Ворлонцы переглянулись между собой поверх зеркала, синхронно развернувшись полукругом, так что закачались тяжелые складки мантий.
"Ты не понимаешь".
"Ну вот, они живые, - подумала Лита. - Совсем живые и, кажется, не окончательно разочаровались во мне, раз еще чего-то хотят".
Она подняла руку к лицу - щеки были мокры от потока теплых слез.
- Как это может быть, разве вы не умерли?
Можно ли перепутать видение со сном, а реальность - с видением, может ли быть так, что она находится сейчас совсем в другом месте, в пси-корпусе или больнице, а Коши - лишь тени из ее подсознания?
Может быть, она мертва.
- Смерти нет. Ты находишься здесь и сейчас.
- Где мы?
- Поднимись и посмотри на себя.
Первым движением она рванулась было привстать и заглянуть в зеркало, но резкое усилие отдалось всплеском боли в истерзанном теле, а следом пришел ужас, а с ним - понимание, что она вовсе не хочет смотреть на себя.
Что она там может увидеть? Раскрошенная в труху, разбитая на части, никогда не имевшая себя, потерявшая смысл и цель своего существования, подменившая его мелкими поводами жить, просчитавшаяся в самом главном.
Тогда заговорил Кош:
- Тебе предложено нечто очень большое, ты можешь взять это или отказаться, но ты не можешь разорвать это на куски. Да или нет?
И внимание ее обратилось внутрь ее самой, и вся жизнь пронеслась перед внутренним взором яркими всполохами. Принять - что? Все эти годы потерь, обид и страданий, редко-редко перемежающиеся мимолетными пятнами счастья.
Сказать "да" - той девочке-сироте при живых родителях, бросивших ее на воспитание в заведение, напоминающее помесь монастыря и казармы, так никогда не позволивших ей узнать - почему?
"Да" - ломающей душу идеологии, запрещающей сомневаться и верить, сострадать и любить, в которую она так верила какое-то время, потому что ей хотелось во что-нибудь верить. Стоит ей вспомнить сейчас о себе молодой, как внутренности свиваются в жгут от стыда - а она еще не успела ничего натворить, никого не убила, не пытала, не свела с ума. Только смотрела, как это делают другие, и остановилась - слишком поздно, для того, чтоб не корчиться в муках вины.
"Да" - прошедшим впустую годам, занятым той работой, которую не она себе выбирала, просто никто не давал ей возможности выбирать.
Вот, она чувствует вкус своей жизни на языке, и она горька, как полынь.
"Да" - внезапной, одинокой и страшной смерти Коша, случившейся, когда Лита была за тысячи тысяч миль.
"Да" - ледяному холоду Улкеша, испытывающего ее на прочность - зачем? Или просто потому, что он не мог быть другим?
"Да" - жестокости правительства Ворлона и ответной жесткости перепуганной кучке людей, убившей в страхе того, кто показался им самым досягаемым врагом из всех?
"Да" - одиночеству и забытости после великой войны, мелким и оттого еще более унизительным бюрократическим дрязгам, безработице и безденежью?
"Да" - гибели ее человеческой любви, так внезапно появившейся и так же быстро отнятой у нее. Хоть бы она знала, кого винить - ели бы ей стало легче от того, что можно кого-то обвинить - за то, что никогда не вытравит из памяти образ своего любимого,корчащегося в пламени и дыму.

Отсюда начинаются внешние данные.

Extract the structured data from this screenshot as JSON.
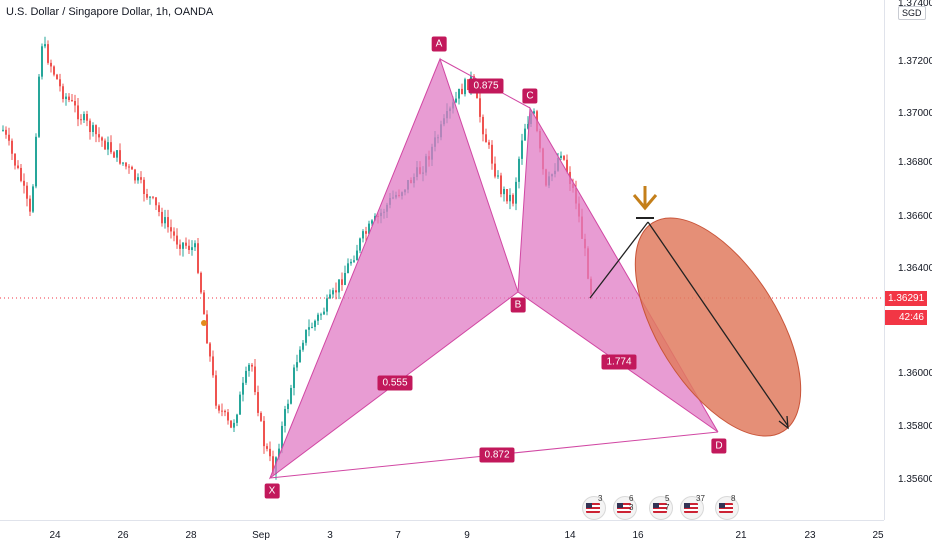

"Да" - самой себе, отчаявшейся и озлобленной, перевернувшей станцию вверх дном, перепугавшей всех до полусмерти разрастающимися сверхъестественными и непостижимыми для них всех способностями, подаренными ей ворлонцами?
И Улкеш поворачивается к ней и кивает, и во всем его облике чудится непреклонность и несгибаемая воля, готовая выдержать любое страдание.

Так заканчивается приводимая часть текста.